We who preach the gospel must not think of ourselves as public relations agents sent to establish good will between Christ and the world. We must not imagine ourselves commissioned to make Christ acceptable to big business, the press, the world of sports or modern education. We are not diplomats but prophets, and our message is not a compromise but an ultimatum.

God offers life, but not an improved old life. The life He offers is life out of death. It stands always on the far side of the cross. Whoever would possess it must pass under the rod. He must repudiate himself and concur in God's just sentence against him.

What does this mean to the individual, the condemned man who would find life in Christ Jesus? How can this theology be translated into life? Simply, he must repent and believe. He must forsake his sins and then go on to forsake himself. Let him cover nothing, defend nothing, excuse nothing. Let him not seek to make terms with God, but let him bow his head before the stroke of God's stern displeasure and acknowledge himself worthy to die.
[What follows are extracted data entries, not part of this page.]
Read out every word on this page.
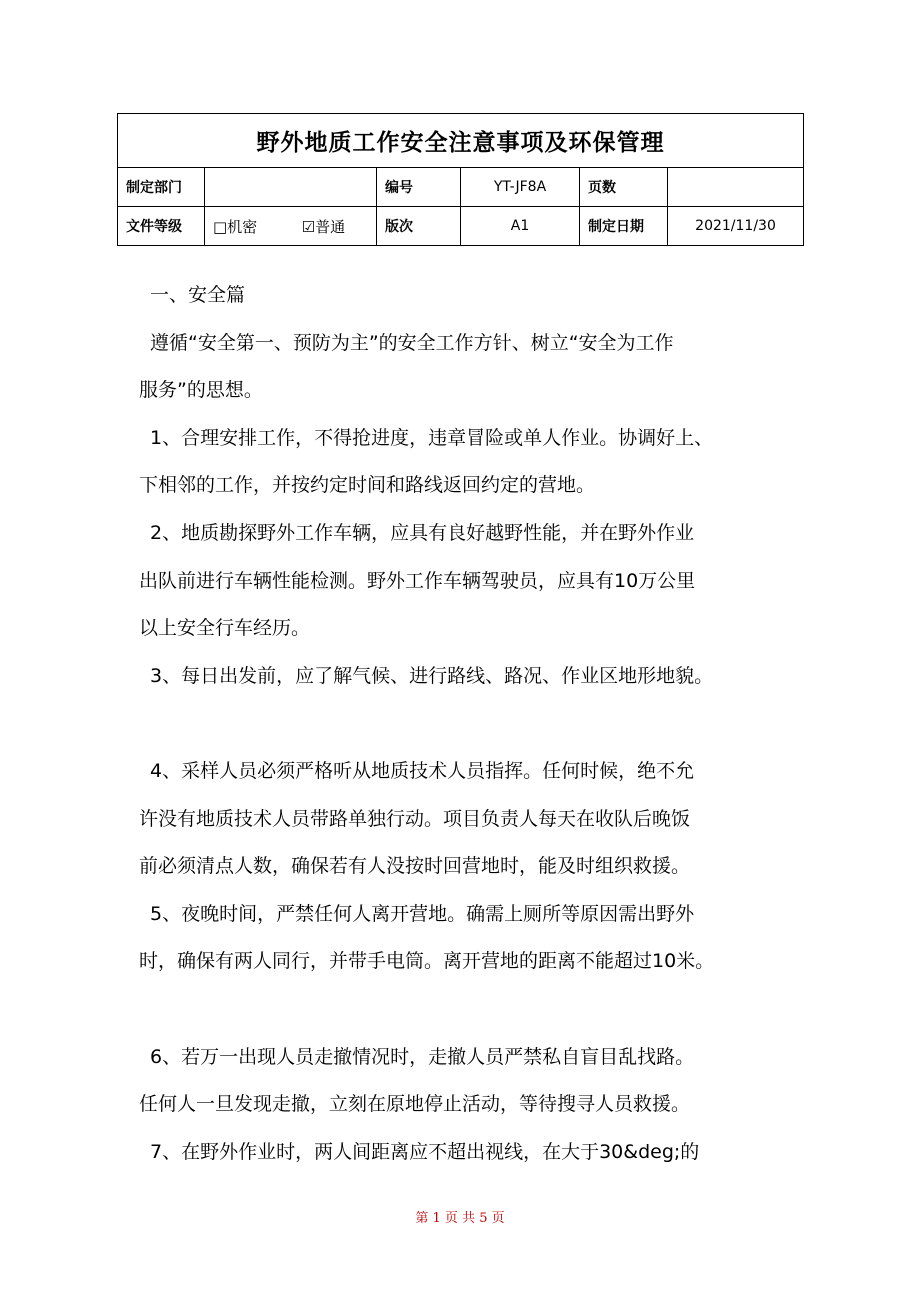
野外地质工作安全注意事项及环保管理					
制定部门		编号	YT-JF8A	页数	
文件等级	□机密 ☑普通	版次	A1	制定日期	2021/11/30

一、安全篇

遵循“安全第一、预防为主”的安全工作方针、树立“安全为工作

服务”的思想。

1、合理安排工作，不得抢进度，违章冒险或单人作业。协调好上、

下相邻的工作，并按约定时间和路线返回约定的营地。

2、地质勘探野外工作车辆，应具有良好越野性能，并在野外作业

出队前进行车辆性能检测。野外工作车辆驾驶员，应具有10万公里

以上安全行车经历。

3、每日出发前，应了解气候、进行路线、路况、作业区地形地貌。

4、采样人员必须严格听从地质技术人员指挥。任何时候，绝不允

许没有地质技术人员带路单独行动。项目负责人每天在收队后晚饭

前必须清点人数，确保若有人没按时回营地时，能及时组织救援。

5、夜晚时间，严禁任何人离开营地。确需上厕所等原因需出野外

时，确保有两人同行，并带手电筒。离开营地的距离不能超过10米。

6、若万一出现人员走撤情况时，走撤人员严禁私自盲目乱找路。

任何人一旦发现走撤，立刻在原地停止活动，等待搜寻人员救援。

7、在野外作业时，两人间距离应不超出视线，在大于30&deg;的

第 1 页 共 5 页
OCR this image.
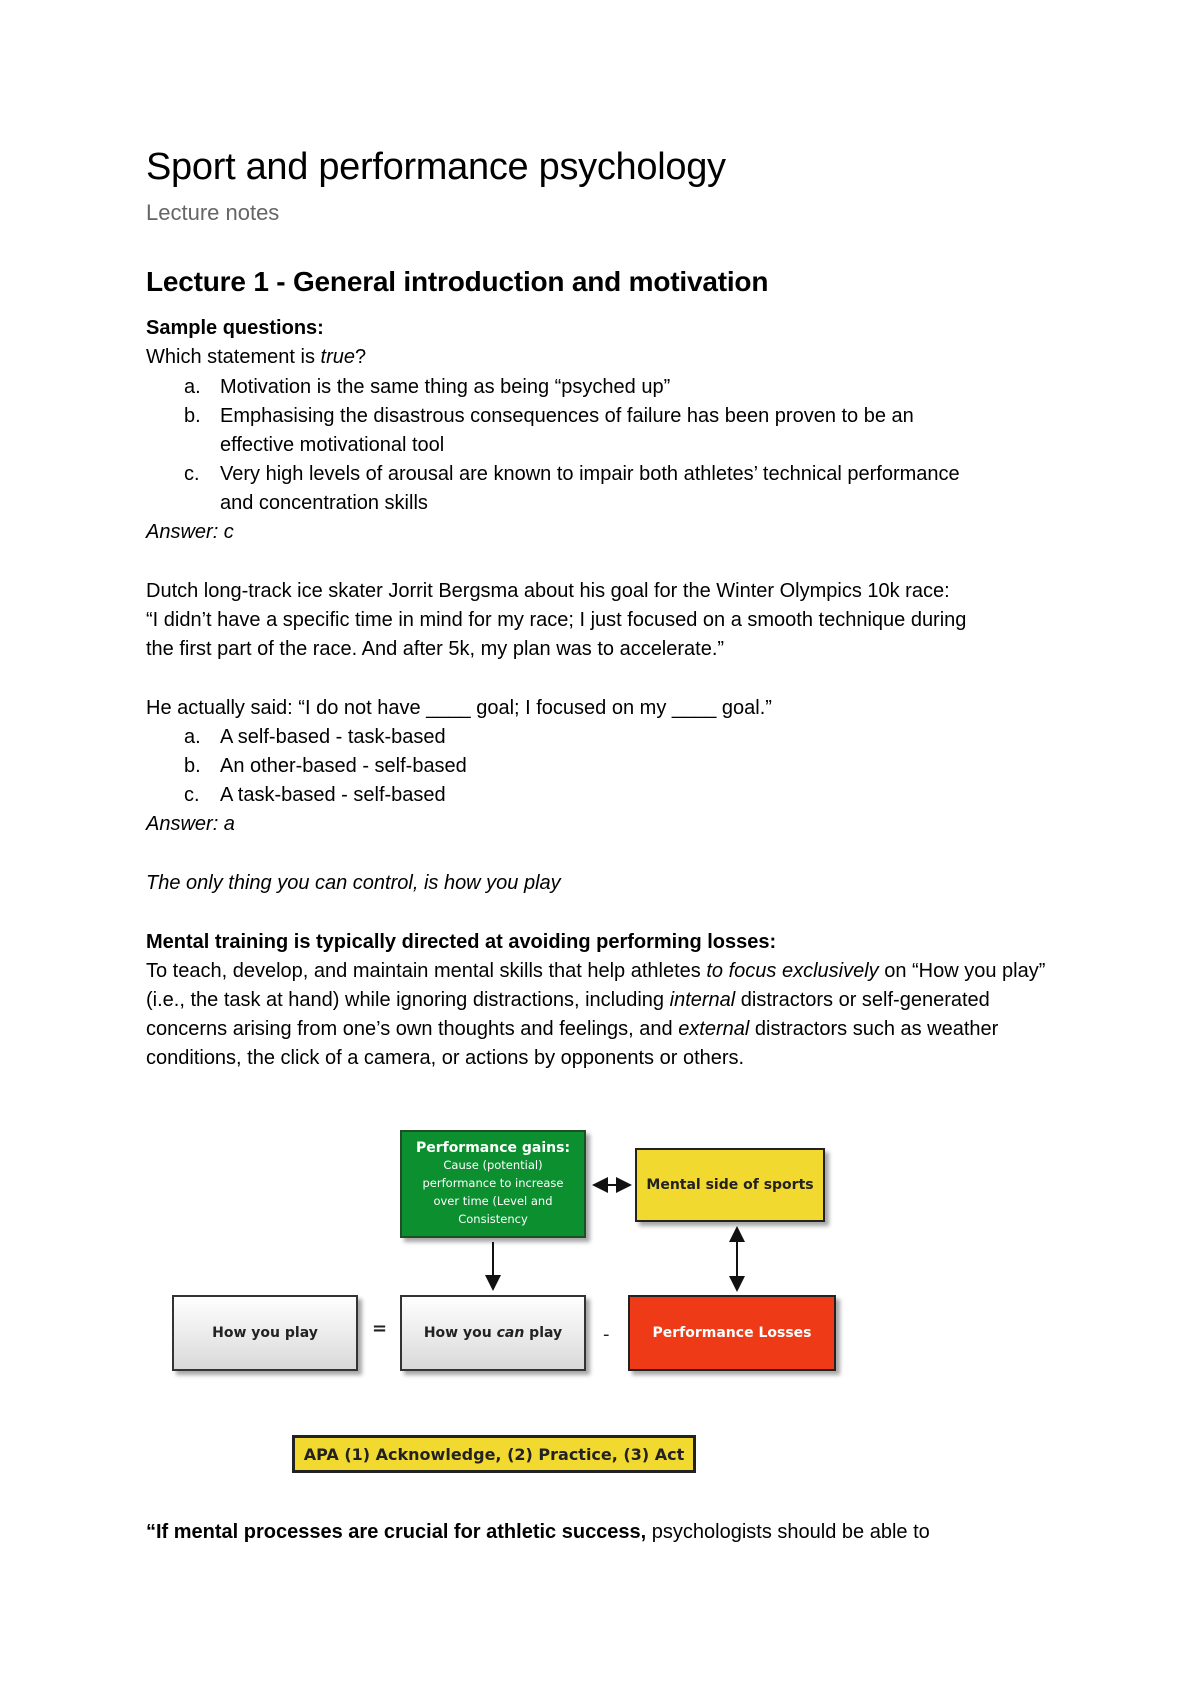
Sport and performance psychology
Lecture notes
Lecture 1 - General introduction and motivation
Sample questions:
Which statement is true?
a. Motivation is the same thing as being “psyched up”
b. Emphasising the disastrous consequences of failure has been proven to be an
effective motivational tool
c. Very high levels of arousal are known to impair both athletes’ technical performance
and concentration skills
Answer: c
Dutch long-track ice skater Jorrit Bergsma about his goal for the Winter Olympics 10k race:
“I didn’t have a specific time in mind for my race; I just focused on a smooth technique during
the first part of the race. And after 5k, my plan was to accelerate.”
He actually said: “I do not have ____ goal; I focused on my ____ goal.”
a. A self-based - task-based
b. An other-based - self-based
c. A task-based - self-based
Answer: a
The only thing you can control, is how you play
Mental training is typically directed at avoiding performing losses:
To teach, develop, and maintain mental skills that help athletes to focus exclusively on “How you play” (i.e., the task at hand) while ignoring distractions, including internal distractors or self-generated concerns arising from one’s own thoughts and feelings, and external distractors such as weather conditions, the click of a camera, or actions by opponents or others.
Performance gains:
Cause (potential) performance to increase over time (Level and Consistency
Mental side of sports
How you play	=	How you
can
play -	Performance Losses
APA (1) Acknowledge, (2) Practice, (3) Act
“If mental processes are crucial for athletic success, psychologists should be able to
Having done this let him gaze with simple trust upon the risen Saviour, and from Him will come life and rebirth and cleansing and power. The cross that ended the earthly life of Jesus now puts an end to the sinner; and the power that raised Christ from the dead now raises him to a new life along with Christ.

To any who may object to this or count it merely a narrow and private view of truth, let me say God has set His hallmark of approval upon this message from Paul's day to the present. Whether stated in these exact words or not, this has been the content of all preaching that has brought life and power to the world through the centuries. The mystics, the reformers, the revivalists have put their emphasis here, and signs and wonders and mighty operations of the Holy Ghost gave witness to God's approval.

Dare we, the heirs of such a legacy of power, tamper with the truth? Dare we with our stubby pencils erase the lines of the blueprint or alter the pattern shown us in the Mount? May God forbid. Let us preach the old cross and we will know the old power." (A. W. Tozer, Man, the Dwelling Place of God, 1966)

Christ bids us, "Come and die," and when we do, there we'll find life.